The Sparrow by Mary Doria Russell

Originally published in 1997, The Sparrow combines some of mankind’s most basic questions into an interesting story:

  • Are humans the only species in the Universe? And if we find another species, how do we approach them?
  • From Anne, in the story: “What sticks in my throat is that God gets the credit but never the blame. I just can’t swallow that kind of theological candy.” In other words, if God is responsible for the good times, is He responsible for the bad?


Both of these themes thread through the novel, told in flashbacks and first hand narative. The answer to the first question is unique: without consulting any other Earth organization, the Jesuits launch a mission, just as they have launched missions to remote and unknown places at different times in their history.
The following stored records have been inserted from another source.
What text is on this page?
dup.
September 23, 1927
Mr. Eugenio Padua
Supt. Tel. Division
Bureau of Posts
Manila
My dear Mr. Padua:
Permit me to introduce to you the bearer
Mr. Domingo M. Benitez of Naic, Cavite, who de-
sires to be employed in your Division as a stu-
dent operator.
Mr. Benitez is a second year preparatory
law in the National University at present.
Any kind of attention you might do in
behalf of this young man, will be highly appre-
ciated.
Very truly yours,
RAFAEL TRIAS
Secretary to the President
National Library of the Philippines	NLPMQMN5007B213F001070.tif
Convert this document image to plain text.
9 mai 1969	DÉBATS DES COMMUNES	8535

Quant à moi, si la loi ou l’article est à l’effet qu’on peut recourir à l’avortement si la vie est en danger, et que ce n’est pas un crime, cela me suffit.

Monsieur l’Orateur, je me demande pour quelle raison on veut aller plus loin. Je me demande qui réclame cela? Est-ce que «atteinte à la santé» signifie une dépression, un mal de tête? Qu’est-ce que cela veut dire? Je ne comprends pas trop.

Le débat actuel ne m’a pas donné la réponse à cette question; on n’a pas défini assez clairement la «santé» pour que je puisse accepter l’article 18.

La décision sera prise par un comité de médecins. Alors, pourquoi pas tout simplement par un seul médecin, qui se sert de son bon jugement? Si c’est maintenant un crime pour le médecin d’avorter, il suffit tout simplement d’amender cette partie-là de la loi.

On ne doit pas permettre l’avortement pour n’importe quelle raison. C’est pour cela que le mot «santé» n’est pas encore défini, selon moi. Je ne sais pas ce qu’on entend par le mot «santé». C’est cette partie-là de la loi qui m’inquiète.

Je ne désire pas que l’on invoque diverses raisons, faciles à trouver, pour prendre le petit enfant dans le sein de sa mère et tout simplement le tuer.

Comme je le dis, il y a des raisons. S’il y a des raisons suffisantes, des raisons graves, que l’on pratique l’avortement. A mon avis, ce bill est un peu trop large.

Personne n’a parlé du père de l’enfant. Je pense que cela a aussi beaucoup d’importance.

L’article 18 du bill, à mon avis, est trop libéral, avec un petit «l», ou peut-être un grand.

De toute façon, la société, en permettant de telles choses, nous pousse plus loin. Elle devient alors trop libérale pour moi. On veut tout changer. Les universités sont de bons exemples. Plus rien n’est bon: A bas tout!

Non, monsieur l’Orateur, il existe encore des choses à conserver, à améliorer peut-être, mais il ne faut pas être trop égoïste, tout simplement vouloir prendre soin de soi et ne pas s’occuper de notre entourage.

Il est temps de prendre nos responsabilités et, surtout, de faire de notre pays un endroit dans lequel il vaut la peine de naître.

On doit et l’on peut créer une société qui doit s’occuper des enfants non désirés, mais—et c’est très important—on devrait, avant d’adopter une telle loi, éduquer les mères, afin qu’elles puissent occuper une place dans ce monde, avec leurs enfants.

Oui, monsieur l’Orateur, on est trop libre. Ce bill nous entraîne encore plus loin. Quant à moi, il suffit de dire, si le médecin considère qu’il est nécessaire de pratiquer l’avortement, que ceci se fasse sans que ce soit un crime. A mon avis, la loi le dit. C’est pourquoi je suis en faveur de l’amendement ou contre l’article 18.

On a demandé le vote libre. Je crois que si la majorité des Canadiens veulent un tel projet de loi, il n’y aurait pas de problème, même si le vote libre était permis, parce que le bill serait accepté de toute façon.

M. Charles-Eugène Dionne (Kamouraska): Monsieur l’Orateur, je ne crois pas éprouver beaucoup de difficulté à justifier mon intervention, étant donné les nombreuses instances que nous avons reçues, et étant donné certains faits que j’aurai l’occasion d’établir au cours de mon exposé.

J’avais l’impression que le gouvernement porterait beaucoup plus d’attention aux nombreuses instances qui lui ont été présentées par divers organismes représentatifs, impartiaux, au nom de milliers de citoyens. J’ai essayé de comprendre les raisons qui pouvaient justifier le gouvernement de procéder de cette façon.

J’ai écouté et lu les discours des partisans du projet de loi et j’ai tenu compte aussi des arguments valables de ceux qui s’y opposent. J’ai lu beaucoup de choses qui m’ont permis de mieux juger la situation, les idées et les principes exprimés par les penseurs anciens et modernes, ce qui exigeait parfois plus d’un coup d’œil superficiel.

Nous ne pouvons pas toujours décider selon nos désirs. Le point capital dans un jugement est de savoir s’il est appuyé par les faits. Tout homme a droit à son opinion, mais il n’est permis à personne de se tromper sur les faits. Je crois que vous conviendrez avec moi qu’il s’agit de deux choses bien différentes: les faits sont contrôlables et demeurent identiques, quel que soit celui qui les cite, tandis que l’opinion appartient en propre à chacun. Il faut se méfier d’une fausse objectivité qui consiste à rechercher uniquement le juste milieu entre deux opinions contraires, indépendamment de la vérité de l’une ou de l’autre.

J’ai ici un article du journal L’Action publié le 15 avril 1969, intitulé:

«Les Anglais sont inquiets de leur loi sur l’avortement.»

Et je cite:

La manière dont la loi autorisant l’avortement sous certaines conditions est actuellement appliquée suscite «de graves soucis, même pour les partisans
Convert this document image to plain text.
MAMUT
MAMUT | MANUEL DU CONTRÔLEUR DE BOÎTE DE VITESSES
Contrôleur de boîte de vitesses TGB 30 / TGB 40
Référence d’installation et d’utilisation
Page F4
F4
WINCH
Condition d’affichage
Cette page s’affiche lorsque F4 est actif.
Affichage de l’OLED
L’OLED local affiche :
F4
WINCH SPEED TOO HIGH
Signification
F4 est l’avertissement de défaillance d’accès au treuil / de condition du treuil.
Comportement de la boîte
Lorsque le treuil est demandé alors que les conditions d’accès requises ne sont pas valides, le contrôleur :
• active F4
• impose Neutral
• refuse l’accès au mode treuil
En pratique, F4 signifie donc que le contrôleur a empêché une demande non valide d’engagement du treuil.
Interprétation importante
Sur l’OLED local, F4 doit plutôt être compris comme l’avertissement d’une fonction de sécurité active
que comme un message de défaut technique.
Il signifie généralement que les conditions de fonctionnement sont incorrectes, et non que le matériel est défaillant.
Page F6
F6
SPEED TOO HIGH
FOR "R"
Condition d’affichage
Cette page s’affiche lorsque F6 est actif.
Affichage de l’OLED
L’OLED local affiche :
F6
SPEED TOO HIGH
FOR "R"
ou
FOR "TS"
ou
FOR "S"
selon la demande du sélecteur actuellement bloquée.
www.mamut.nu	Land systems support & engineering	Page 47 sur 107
This is a unique angle in the sci-fi “meet the new aliens” genre.

The second theme is the strongest, and centers on Jesuit priest Emilio Sandoz, who sees the hand of God in the “coincidences” leading up to the mission, and the first part of the mission itself…but has lost his faith by the time of his return.

Emilio Sandoz is the only survivor from a Jesuit sponsored trip to the planet of Rekhat. Originally the inspiration and the spiritual leader of the mission, he is blamed, and basically put on inquisition, for the heinous crimes he is thought to have committed. The discovery of the alien race (through transmissions of their singing) and the mission to visit them, told in flashbacks, seems pre-ordained, particularly to Sandoz, a survivor from the rough part of San Juan, Puerto Rico, who went on to become a Jesuit priest. When a young friend of Sandoz, Jimmy, hears the alien singing while working at the Acerbo dish, and the first people he calls are Sandoz, his friends Anne and George (she a doctor, he an engineer, both friends of Sandoz and pulled to San Juan by him) and Sofia Mendes, an indentured servant/savant whose specialty is AI programming (she had already developed a linguistic program by questioning Sandoz, and was doing the same with Jimmy and his ET Searches). Emilio sees the gathering of these folks as divine, as the right team to go to the planet, on the other side of Alpha Centauri, in private while the United Nations debates endlessly on what to do.

After a while it became hard to ignore how, against odds, the dice kept coming up in favor of the mission. The crew members went on with their training, their work unaffected by the waxing and waning of confidence, but they all experienced varying degrees of amazement. Even the Jesuits were divided. Marc Robichaux and Emilio Sandoz smiled and said “See? Deus vult,” while D. W. Yarbrough and Andrej Jelacic shook their heads in wonder. George Edwrds and Jimmy Quinn and Sofia Mendes remained agnostics on the question of whether these events were minor miracles or major coincidences.

At first, the mission is divine. The team meets and Emilio builds communication with the alien Runa, and then the Jana’ata. But it goes incredibly and suddenly wrong with the team misunderstanding the cultures and relations of the two races, prompting the inquisition of Emilio as he returns to Earth as the sole survivor, questioning his own faith, blamed for the murder of his alien liason and possibly the deaths of the rest of the team.

The main drawback of the storyline is the suddenness and ferocity of the violence, which happens much too near the end of the story. With one or two clues that the carnivorous Jana’ata were agressive and violent (the main one being when Supaari attacked Emilio when first seeing him), the Earthlings discover too late in the game what they are really up against.